Our present political and military leadership has seen no wars but only counter-insurgency and counter-terrorism. Young soldiers who conquered Tiger Hill were all regulars backed by pension and a sturdy regimental system which cares for the jawan from womb to tomb. Some veterans are misquoting instances of soldiers with four years of service, winning Victoria Crosses. 95 per cent of awards were won by those who had seven years and more for soldiering. Only one Rifleman won a VC. More youthful profile — difference between 26 and 32 years — cuts both ways and is trumped by experience. 75 per cent of the Agniveers who will be demobilised are being assured of jobs, education and monetary support to start a second career when they want to remain a soldier. Verbal assurances have never worked.

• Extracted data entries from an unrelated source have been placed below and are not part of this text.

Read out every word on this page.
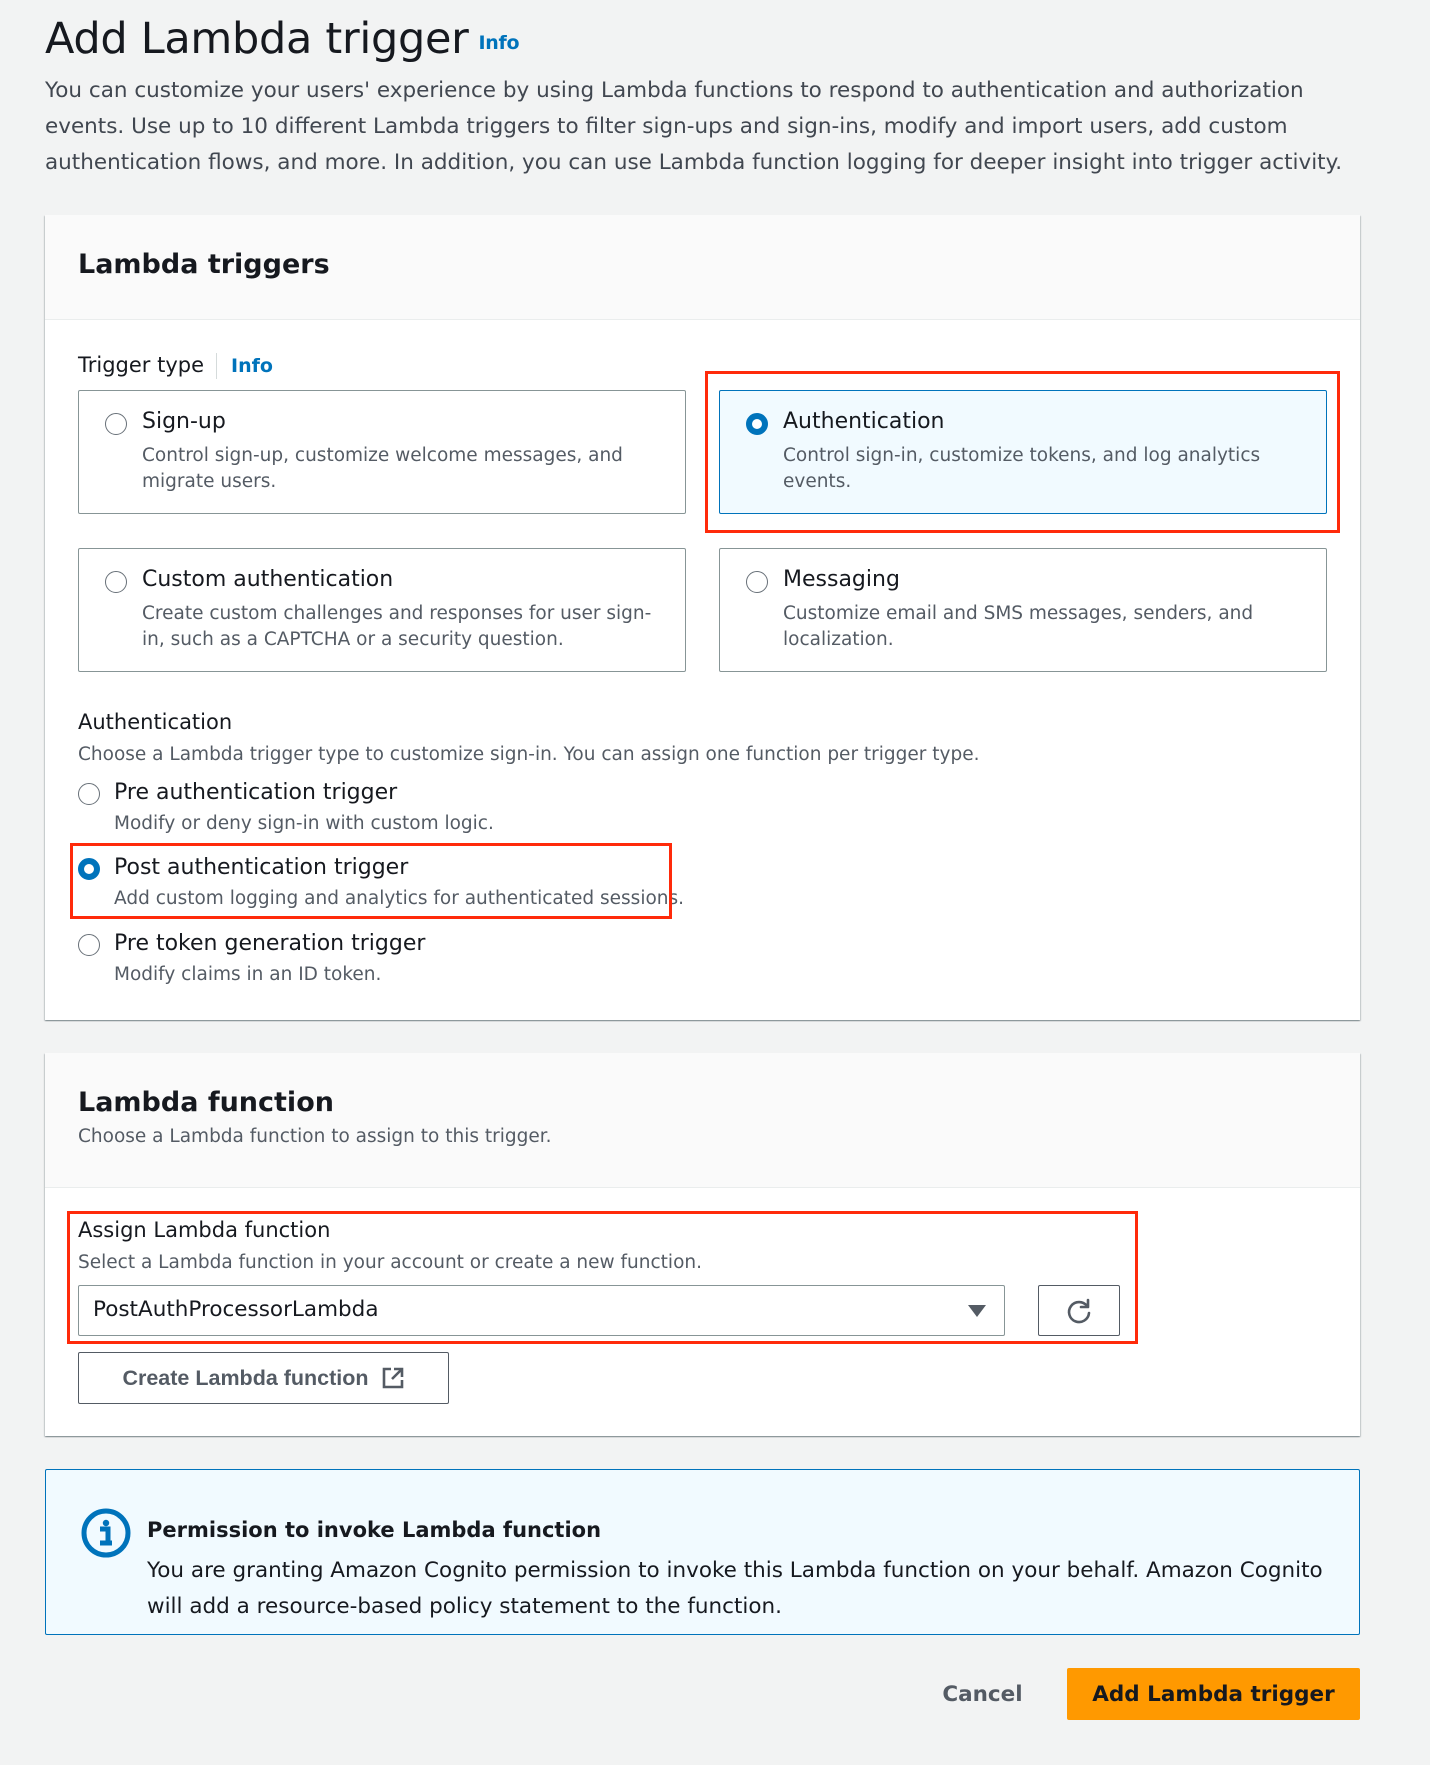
Add Lambda trigger Info

You can customize your users' experience by using Lambda functions to respond to authentication and authorization events. Use up to 10 different Lambda triggers to filter sign-ups and sign-ins, modify and import users, add custom authentication flows, and more. In addition, you can use Lambda function logging for deeper insight into trigger activity.

Lambda triggers
Trigger type Info
Sign-up
Control sign-up, customize welcome messages, and migrate users.
Authentication
Control sign-in, customize tokens, and log analytics events.
Custom authentication
Create custom challenges and responses for user sign-in, such as a CAPTCHA or a security question.
Messaging
Customize email and SMS messages, senders, and localization.
Authentication
Choose a Lambda trigger type to customize sign-in. You can assign one function per trigger type.
Pre authentication trigger
Modify or deny sign-in with custom logic.
Post authentication trigger
Add custom logging and analytics for authenticated sessions.
Pre token generation trigger
Modify claims in an ID token.
Lambda function

Choose a Lambda function to assign to this trigger.

Assign Lambda function
Select a Lambda function in your account or create a new function.
PostAuthProcessorLambda
Create Lambda function
Permission to invoke Lambda function
You are granting Amazon Cognito permission to invoke this Lambda function on your behalf. Amazon Cognito will add a resource-based policy statement to the function.
Cancel	Add Lambda trigger
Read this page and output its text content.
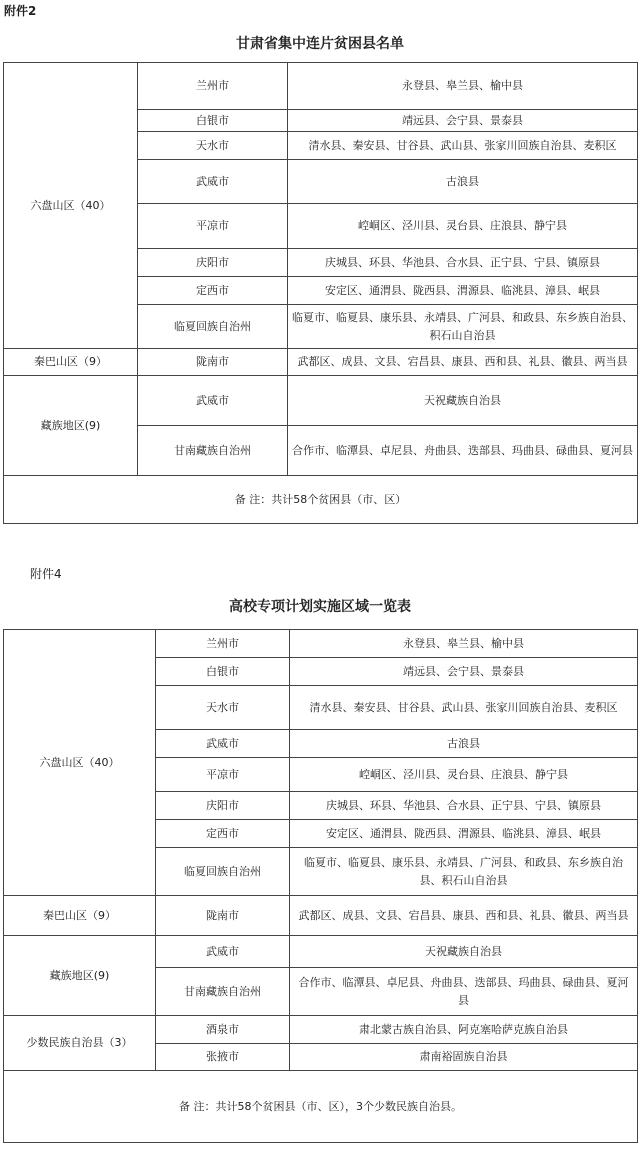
附件2
甘肃省集中连片贫困县名单
六盘山区（40）	兰州市	永登县、皋兰县、榆中县
	白银市	靖远县、会宁县、景泰县
	天水市	清水县、秦安县、甘谷县、武山县、张家川回族自治县、麦积区
	武威市	古浪县
	平凉市	崆峒区、泾川县、灵台县、庄浪县、静宁县
	庆阳市	庆城县、环县、华池县、合水县、正宁县、宁县、镇原县
	定西市	安定区、通渭县、陇西县、渭源县、临洮县、漳县、岷县
	临夏回族自治州	临夏市、临夏县、康乐县、永靖县、广河县、和政县、东乡族自治县、积石山自治县
秦巴山区（9）	陇南市	武都区、成县、文县、宕昌县、康县、西和县、礼县、徽县、两当县
藏族地区(9)	武威市	天祝藏族自治县
	甘南藏族自治州	合作市、临潭县、卓尼县、舟曲县、迭部县、玛曲县、碌曲县、夏河县
备 注：共计58个贫困县（市、区）		
附件4
高校专项计划实施区域一览表
六盘山区（40）	兰州市	永登县、皋兰县、榆中县
	白银市	靖远县、会宁县、景泰县
	天水市	清水县、秦安县、甘谷县、武山县、张家川回族自治县、麦积区
	武威市	古浪县
	平凉市	崆峒区、泾川县、灵台县、庄浪县、静宁县
	庆阳市	庆城县、环县、华池县、合水县、正宁县、宁县、镇原县
	定西市	安定区、通渭县、陇西县、渭源县、临洮县、漳县、岷县
	临夏回族自治州	临夏市、临夏县、康乐县、永靖县、广河县、和政县、东乡族自治县、积石山自治县
秦巴山区（9）	陇南市	武都区、成县、文县、宕昌县、康县、西和县、礼县、徽县、两当县
藏族地区(9)	武威市	天祝藏族自治县
	甘南藏族自治州	合作市、临潭县、卓尼县、舟曲县、迭部县、玛曲县、碌曲县、夏河县
少数民族自治县（3）	酒泉市	肃北蒙古族自治县、阿克塞哈萨克族自治县
	张掖市	肃南裕固族自治县
备 注：共计58个贫困县（市、区），3个少数民族自治县。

For veterans of my ilk, fortunate to fight in all wars and counter-insurgencies, the biggest blunder being inflicted is destruction of the time-tested and carefully nurtured regimental system. The political leadership has not cared to understand this strategic asset and is imposing the All-India All Class (AIAC) on to single-class and other specifically structured units and sub-units. The Sikh, Garhwal, Kumaon, Assam and other similar regiments will lose their character and soul, not to mention the valued regimental traditions and camaraderie by generational soldiering from father to son. The class identity and war cry are irreplaceable motivational factors. The then Defence Minister Jaswant Singh said the Army is a calling and bonding. Governments have previously tried tinkering with these impeccable groupings by thrusting the AIAC, but such experiments failed. Imposition of AIAC is an assault on regimental ethos.

Spare a thought for the humble Gorkhas. The Gorkha Brigade of 43 infantry battalions is recruited mainly from Nepal. When PM Modi, the key architect of Agniveer, visited Nepal in 2014, he hailed the sacrifice of Nepali Gorkhas in protecting the sovereignty and territorial integrity of India. Lakhs of ex-servicemen and serving soldiers are an enduring pro-India constituency at a time when China is hell-bent on undermining India’s growing influence and special relations with Nepal. Applying the AIAC recruitment making Gorkha Agniveers is bound to affect bilateral relations.

Last week, I had gone to the Military Hospital where I met five serving members from the Army Medical Corps (a JCO and a Naik from Haryana, a Havildar from Rajasthan and a Naik each from Kerala and Tripura), the only military organisation exempt from the Agniveer medal. They asked why Agnipath now? I returned the question and they would not stop criticising the short-sightedness of the scheme. I also spoke to a serving Lieutenant General in the Army Headquarters and asked how such an expensive cost-cutting scheme passed muster with serving Army Commanders and other thinking Generals. He replied: “It is a fait accompli.”

Here is the end quotation from the foreword of my regimental history, written by Gen Ian Hamilton: “The fame of the noble 5th Gorkha Rifles will never die; and if any politician of the hereafter dreams of dismantling their cadre or changing their number or any other like atrocity, may the perusal of this volume paralyse his sacrilegious hand.”